Nowadays pneumonia is eminently treatable — if diagnosed. Otherwise, and especially with a hard-training top athlete, it can still be very dangerous. Pa was in that category. “I had it for a few weeks before. When you train very, very hard, your immune system goes low and you’re prone to infection and it developed on from that. Probably a chest infection to begin with and I kept going training and playing away, and it was getting worse and worse. I knew I wasn’t feeling myself — you’d be a bit run down and a bit drained and things, but thank God I’ve put all that behind me. Potentially it was very dangerous but I look back on that club championship game as a blessing in disguise. If I didn’t get that bang into the chest I’d have continued on the season and been run down and drained and playing.”
He wanted to play, certainly, but he also wanted to be right. It wasn’t until the week of the game itself he finally got word.
“I got out of hospital the Monday before the Clare match. I was dealing with Dr Barry Plant who’s very close to Dr Con (Murphy, Cork’s long-serving team medic), so he would have known about sport as well. The two of them work very well together and they said there’d be no way I could start on the Sunday, but 10-15 minutes should be okay.”
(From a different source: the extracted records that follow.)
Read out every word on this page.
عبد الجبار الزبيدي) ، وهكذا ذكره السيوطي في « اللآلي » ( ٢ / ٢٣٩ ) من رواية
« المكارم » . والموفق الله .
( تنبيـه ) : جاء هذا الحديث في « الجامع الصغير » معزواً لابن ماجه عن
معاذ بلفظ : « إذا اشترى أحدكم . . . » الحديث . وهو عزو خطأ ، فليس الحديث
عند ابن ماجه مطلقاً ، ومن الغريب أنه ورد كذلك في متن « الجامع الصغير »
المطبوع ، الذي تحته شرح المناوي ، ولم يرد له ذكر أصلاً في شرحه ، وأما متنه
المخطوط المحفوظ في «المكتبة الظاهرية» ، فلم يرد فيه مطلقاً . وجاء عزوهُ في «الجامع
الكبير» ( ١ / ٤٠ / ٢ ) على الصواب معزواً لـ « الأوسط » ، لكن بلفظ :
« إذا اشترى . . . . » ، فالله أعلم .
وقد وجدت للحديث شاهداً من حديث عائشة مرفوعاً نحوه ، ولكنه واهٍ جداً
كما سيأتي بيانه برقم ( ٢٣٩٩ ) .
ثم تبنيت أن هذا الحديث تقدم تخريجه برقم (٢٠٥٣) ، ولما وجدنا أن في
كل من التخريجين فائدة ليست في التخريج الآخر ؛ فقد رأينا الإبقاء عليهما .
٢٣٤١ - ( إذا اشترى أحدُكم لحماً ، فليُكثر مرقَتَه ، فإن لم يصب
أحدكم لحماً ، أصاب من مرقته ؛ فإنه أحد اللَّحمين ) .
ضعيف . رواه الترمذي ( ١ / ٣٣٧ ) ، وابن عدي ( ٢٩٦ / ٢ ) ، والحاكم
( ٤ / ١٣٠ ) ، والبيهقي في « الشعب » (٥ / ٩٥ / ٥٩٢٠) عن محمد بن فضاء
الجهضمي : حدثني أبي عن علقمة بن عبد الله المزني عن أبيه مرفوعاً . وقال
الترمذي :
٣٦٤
He came on for the final 10 minutes to a huge cheer from the Cork support when he pointed a Pa Cronin special, winning a huge puck-out by Anthony Nash, turning and shooting. That’s going to be crucial this Sunday, offering himself as a target-man for the Nash special delivery, likewise Harnedy on the other side and even the smaller but gravity-defying James Coughlan in the centre. Those three will be up against the outstanding Dublin line of Stephen Hiney, Liam Rushe and Michael Carton, the former two very physical.
“You look at Dublin, they’re very physical, very strong, and they can back it up with skill. It’s going to be an unbelievably tough game for us but any Cork team is going to have very skilful players. We have contrasting styles. Dublin will want to be physical, but we have the players to try to get them isolated and hopefully do the business.”